Only recently, explains Kaku, it has occurred to scientists to formulate a new theory based on the Pythagorean idea of ​​music. words, string theory.

So, how do we get from the musical reflections of Pitgoras to physics?

First, look at the work done on a precise particle accelerator, like the Large Hydron Collider at CERN European research center, where tiny particles break into pieces in high-energy collisions and are then studied in detail.

These experiments are the best way for scientists test theories about how the Universe works.

And what does string theory predict about these elements studied in the particle accelerator?

Kaku explains.

“Now we believe that all these hundreds of subatomic particles that we get by breaking protons in the Large Hydron Collider are not nothing but musical notes, as Pitgoras imagined.”

And what does string theory predict?

According to Kaku, many scientists now believe that the hundreds of particles Subatomics that we get by breaking protons in the Large Hydron Collider “are nothing but musical notes”, as Pitgoras believed.

He explains by saying that if we had a supermicroscope and with it we looked at an electron, we will see that it looks like a stationery rubber band something, circular, vibrating.

The theory is called “strings” because the vibratory motion of one of these particles is the same as that of a string on a musical instrument, such as a harp or a viola. If we put some energy on it, it vibrates.

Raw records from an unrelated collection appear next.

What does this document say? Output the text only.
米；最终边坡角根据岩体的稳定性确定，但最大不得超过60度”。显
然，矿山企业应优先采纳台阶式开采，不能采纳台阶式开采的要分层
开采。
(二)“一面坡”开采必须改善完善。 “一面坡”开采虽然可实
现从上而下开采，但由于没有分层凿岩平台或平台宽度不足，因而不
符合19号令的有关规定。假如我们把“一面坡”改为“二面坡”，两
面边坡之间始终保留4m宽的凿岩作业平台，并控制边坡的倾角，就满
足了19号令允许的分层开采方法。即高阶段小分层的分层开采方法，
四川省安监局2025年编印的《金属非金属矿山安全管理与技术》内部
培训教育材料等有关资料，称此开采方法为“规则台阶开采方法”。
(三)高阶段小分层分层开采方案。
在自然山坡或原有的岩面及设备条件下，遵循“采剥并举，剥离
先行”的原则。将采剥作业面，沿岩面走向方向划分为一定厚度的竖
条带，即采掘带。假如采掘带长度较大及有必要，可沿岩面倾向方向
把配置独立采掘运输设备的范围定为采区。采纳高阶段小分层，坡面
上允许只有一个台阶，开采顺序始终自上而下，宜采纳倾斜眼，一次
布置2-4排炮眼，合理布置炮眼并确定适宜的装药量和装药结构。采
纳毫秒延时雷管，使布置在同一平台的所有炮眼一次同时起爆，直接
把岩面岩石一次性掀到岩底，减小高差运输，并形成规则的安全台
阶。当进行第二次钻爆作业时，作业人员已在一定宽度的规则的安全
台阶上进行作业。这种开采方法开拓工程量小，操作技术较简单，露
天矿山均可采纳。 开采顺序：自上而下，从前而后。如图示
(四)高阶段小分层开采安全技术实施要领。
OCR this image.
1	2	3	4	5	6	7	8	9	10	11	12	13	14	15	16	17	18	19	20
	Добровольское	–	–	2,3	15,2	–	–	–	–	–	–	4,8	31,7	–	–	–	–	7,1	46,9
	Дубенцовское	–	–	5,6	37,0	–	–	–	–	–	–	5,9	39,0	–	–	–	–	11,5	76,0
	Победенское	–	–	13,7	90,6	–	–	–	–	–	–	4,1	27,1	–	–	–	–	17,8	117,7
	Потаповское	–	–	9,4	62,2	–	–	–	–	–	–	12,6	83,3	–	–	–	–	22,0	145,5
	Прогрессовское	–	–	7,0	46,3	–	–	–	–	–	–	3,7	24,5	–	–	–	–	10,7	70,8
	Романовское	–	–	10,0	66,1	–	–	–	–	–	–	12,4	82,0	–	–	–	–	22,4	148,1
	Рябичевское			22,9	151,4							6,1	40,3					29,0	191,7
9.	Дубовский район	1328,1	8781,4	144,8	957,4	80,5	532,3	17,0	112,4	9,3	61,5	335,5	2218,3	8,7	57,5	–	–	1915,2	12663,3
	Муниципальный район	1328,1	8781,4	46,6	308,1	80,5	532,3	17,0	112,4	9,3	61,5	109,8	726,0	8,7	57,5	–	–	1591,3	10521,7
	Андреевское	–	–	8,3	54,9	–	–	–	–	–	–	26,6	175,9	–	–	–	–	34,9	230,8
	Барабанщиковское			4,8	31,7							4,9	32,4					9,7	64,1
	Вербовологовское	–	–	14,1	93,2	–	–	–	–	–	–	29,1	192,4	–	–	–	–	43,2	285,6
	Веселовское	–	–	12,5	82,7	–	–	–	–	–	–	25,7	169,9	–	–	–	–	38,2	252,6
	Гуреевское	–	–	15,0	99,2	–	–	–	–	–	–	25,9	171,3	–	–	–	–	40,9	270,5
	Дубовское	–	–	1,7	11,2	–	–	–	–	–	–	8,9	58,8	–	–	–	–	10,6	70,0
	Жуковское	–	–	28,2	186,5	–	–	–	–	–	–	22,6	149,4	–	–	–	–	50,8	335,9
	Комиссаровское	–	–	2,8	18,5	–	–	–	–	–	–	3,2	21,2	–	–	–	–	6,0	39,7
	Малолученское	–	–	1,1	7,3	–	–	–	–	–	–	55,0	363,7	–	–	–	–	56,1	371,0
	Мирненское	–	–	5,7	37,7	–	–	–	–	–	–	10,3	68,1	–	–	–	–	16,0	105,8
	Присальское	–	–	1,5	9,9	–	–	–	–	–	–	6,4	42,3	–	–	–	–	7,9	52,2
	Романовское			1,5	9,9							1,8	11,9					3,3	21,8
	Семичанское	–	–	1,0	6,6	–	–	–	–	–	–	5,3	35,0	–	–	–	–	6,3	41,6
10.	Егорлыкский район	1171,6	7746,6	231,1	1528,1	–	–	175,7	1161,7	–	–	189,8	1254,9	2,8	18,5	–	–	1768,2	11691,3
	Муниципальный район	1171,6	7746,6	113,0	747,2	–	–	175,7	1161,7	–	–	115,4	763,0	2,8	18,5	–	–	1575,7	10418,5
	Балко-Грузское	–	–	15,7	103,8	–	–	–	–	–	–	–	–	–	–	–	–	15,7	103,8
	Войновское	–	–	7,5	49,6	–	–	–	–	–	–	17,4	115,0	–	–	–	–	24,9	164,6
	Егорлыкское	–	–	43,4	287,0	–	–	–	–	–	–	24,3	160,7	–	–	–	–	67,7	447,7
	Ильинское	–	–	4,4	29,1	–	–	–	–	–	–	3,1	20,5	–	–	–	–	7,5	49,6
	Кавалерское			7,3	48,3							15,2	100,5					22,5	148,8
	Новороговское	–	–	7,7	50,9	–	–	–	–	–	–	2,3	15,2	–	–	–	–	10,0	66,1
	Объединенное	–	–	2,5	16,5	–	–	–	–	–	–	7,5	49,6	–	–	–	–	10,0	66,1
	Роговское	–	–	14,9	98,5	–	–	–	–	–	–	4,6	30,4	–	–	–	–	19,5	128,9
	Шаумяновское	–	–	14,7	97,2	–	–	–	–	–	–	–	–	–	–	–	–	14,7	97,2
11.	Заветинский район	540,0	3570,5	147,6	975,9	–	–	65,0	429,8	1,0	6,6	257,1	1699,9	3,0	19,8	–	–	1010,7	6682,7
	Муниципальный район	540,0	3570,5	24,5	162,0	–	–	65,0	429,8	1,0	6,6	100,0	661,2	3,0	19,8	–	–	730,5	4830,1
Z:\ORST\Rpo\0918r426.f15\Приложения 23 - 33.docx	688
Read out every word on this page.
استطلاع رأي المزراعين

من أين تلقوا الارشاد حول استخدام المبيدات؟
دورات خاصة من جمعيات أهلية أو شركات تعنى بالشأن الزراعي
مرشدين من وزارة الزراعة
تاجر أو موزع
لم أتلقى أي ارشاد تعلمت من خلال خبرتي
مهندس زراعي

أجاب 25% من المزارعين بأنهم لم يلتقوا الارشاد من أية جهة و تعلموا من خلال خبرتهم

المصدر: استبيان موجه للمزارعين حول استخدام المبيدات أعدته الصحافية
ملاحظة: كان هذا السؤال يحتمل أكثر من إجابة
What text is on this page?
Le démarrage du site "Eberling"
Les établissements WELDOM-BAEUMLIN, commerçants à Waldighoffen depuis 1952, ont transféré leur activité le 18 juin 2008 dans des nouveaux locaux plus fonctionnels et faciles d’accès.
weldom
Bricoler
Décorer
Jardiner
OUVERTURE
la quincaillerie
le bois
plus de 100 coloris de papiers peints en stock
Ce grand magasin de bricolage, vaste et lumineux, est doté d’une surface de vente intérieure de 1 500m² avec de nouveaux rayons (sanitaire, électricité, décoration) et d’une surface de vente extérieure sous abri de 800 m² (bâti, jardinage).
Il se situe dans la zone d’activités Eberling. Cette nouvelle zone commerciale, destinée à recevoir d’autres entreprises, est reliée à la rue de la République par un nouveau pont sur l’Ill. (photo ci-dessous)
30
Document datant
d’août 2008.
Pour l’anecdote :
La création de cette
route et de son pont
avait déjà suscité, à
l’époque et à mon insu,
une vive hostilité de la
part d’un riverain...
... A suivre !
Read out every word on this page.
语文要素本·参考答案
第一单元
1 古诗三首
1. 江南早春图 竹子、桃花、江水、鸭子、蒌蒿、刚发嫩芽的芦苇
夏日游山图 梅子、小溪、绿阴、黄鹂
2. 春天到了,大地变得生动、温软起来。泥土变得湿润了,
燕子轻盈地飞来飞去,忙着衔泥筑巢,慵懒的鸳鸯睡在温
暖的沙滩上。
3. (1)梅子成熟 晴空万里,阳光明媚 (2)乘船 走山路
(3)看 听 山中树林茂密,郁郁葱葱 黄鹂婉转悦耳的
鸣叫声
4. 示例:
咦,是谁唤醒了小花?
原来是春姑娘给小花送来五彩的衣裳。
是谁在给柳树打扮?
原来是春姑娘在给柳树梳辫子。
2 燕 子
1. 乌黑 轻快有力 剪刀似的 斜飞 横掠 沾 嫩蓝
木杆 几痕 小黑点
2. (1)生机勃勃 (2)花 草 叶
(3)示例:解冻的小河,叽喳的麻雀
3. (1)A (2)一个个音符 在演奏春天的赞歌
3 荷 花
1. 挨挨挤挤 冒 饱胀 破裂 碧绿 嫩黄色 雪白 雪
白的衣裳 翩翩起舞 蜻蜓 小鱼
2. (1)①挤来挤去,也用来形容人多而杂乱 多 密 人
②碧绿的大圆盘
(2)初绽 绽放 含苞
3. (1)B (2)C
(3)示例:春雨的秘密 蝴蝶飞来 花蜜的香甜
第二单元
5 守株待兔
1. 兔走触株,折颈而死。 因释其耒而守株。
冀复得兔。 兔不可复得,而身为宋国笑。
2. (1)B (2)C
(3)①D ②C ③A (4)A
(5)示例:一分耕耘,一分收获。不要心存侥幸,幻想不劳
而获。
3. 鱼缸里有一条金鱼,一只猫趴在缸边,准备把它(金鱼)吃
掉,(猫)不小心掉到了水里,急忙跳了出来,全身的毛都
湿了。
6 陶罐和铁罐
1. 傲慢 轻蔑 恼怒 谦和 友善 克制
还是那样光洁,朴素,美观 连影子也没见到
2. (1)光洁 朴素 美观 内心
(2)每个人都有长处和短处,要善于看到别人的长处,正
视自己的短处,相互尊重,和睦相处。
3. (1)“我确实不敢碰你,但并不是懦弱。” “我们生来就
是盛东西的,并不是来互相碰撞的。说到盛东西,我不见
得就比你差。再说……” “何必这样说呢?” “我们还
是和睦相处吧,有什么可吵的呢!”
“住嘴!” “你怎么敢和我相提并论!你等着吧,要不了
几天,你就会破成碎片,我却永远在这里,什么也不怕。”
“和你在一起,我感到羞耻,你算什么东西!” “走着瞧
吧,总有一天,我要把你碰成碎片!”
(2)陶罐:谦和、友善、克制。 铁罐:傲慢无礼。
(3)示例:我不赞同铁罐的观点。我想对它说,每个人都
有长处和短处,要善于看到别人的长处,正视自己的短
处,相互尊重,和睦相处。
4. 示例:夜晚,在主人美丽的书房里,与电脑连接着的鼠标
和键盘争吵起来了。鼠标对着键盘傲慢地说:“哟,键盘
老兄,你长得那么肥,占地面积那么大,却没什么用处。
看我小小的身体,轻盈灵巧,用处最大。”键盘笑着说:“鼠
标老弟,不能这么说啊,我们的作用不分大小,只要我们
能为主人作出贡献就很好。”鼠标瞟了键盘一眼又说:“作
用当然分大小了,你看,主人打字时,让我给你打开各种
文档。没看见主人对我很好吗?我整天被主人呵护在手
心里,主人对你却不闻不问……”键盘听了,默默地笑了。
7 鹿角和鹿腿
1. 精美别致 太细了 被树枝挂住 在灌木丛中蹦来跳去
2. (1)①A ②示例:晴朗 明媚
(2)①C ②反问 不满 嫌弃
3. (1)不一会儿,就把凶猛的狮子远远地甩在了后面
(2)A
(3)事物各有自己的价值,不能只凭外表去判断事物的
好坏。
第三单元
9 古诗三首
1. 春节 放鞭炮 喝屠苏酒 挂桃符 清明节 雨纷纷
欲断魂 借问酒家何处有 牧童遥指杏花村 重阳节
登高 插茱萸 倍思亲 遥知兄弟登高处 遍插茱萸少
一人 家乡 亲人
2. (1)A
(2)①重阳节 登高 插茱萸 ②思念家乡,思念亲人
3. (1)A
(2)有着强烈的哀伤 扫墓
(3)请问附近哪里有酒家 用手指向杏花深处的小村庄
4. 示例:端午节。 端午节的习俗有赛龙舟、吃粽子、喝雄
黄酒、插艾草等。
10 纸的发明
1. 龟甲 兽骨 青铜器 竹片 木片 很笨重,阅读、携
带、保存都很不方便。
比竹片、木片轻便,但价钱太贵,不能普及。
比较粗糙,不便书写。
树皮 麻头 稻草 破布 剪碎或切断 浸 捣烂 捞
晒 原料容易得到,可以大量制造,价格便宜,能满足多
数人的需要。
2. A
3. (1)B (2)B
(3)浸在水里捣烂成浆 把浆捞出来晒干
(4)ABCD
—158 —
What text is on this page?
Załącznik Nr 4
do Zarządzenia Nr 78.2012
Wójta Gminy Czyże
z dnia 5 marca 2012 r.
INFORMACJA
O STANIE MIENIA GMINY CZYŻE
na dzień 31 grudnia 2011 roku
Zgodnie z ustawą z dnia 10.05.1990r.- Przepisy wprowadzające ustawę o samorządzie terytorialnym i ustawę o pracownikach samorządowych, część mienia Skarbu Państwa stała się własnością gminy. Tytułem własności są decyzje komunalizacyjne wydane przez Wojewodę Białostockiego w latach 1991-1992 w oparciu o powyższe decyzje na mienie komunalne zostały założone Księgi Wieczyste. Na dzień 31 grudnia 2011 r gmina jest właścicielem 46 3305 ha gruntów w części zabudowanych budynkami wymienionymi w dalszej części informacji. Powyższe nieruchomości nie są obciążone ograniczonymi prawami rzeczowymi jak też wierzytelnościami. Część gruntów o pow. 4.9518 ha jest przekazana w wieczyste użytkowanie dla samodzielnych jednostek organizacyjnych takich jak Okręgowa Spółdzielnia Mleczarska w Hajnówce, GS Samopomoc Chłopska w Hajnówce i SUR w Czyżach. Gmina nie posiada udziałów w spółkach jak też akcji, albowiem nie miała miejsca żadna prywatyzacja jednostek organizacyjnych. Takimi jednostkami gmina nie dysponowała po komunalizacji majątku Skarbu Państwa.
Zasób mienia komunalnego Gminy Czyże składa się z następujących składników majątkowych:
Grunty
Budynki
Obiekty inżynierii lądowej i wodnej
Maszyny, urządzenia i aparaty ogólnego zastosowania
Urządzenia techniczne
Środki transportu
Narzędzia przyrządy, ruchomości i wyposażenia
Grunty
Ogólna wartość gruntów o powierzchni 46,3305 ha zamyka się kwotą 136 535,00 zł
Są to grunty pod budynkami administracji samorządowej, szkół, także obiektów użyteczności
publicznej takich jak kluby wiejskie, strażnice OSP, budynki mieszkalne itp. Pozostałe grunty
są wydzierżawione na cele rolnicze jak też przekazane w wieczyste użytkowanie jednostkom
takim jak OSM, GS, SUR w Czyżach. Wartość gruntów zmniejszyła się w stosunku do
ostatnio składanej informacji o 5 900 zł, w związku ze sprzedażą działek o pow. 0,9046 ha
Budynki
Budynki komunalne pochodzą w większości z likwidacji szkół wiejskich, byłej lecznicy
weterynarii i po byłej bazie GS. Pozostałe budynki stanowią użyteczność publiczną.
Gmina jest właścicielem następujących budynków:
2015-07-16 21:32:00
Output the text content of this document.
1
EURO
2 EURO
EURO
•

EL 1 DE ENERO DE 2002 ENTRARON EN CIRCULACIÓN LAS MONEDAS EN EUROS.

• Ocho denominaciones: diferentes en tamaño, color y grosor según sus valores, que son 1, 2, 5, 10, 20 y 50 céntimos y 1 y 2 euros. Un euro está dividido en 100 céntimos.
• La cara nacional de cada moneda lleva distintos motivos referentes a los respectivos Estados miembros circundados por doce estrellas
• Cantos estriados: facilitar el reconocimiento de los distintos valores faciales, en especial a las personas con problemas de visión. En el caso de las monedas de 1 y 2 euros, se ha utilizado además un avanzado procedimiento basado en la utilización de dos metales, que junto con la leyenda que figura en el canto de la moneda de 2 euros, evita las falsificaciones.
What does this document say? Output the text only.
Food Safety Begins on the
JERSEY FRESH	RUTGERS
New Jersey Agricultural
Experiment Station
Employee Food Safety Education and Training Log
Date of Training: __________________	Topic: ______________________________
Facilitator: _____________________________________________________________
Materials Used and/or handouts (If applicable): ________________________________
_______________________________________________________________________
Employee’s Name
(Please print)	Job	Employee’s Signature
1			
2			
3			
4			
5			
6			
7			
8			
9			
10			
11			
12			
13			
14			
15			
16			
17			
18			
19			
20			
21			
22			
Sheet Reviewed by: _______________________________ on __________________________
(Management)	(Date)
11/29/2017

“If it vibrates in one way, we call it an electron. If it vibrates in another way, we call it a neutrino. And if it vibrates in another way shape, we call it a quark. But it’s the same ‘elastic'”, says Kaku.

String theory offers us a tempting possibility: an explanation for the great variety of elements and phenomena we observe in the Universe and on Earth, from collisions of stars to collisions of atoms.

Of course, string theory is just that, a theory, a hypothesis. Its critics claim that many of its predictions cannot be scientifically demonstrated, that Michio Kaku himself recognizes something.

His supporters, however, consider it the best hope to unify physics. Kaku even believes that it could explain the mystery of dark matter.

“Dark matter constitutes most of the matter in the Universe. It is invisible and holds the galaxies together. But how can we prove it?” , he asks, before offering the answer offered by string theory.

“We believe that dark matter may be the next octave of the string”, he says.

“If we could magnify all the particles we see around us, we would see a lot of circular rubber bands vibrating at different frequencies. But the rubber band has higher octaves. That’s what we believe dark matter to be.”

If Michio Kaku is right, the sheer complexity of the entire Universe could be reduced to simple and elegant string vibrations.

“I think something we should understand,” he says, “is physics at its fundamental level it gets simpler and simpler, but also more powerful, the deeper we go.”

“The Universe is simpler than we thought.”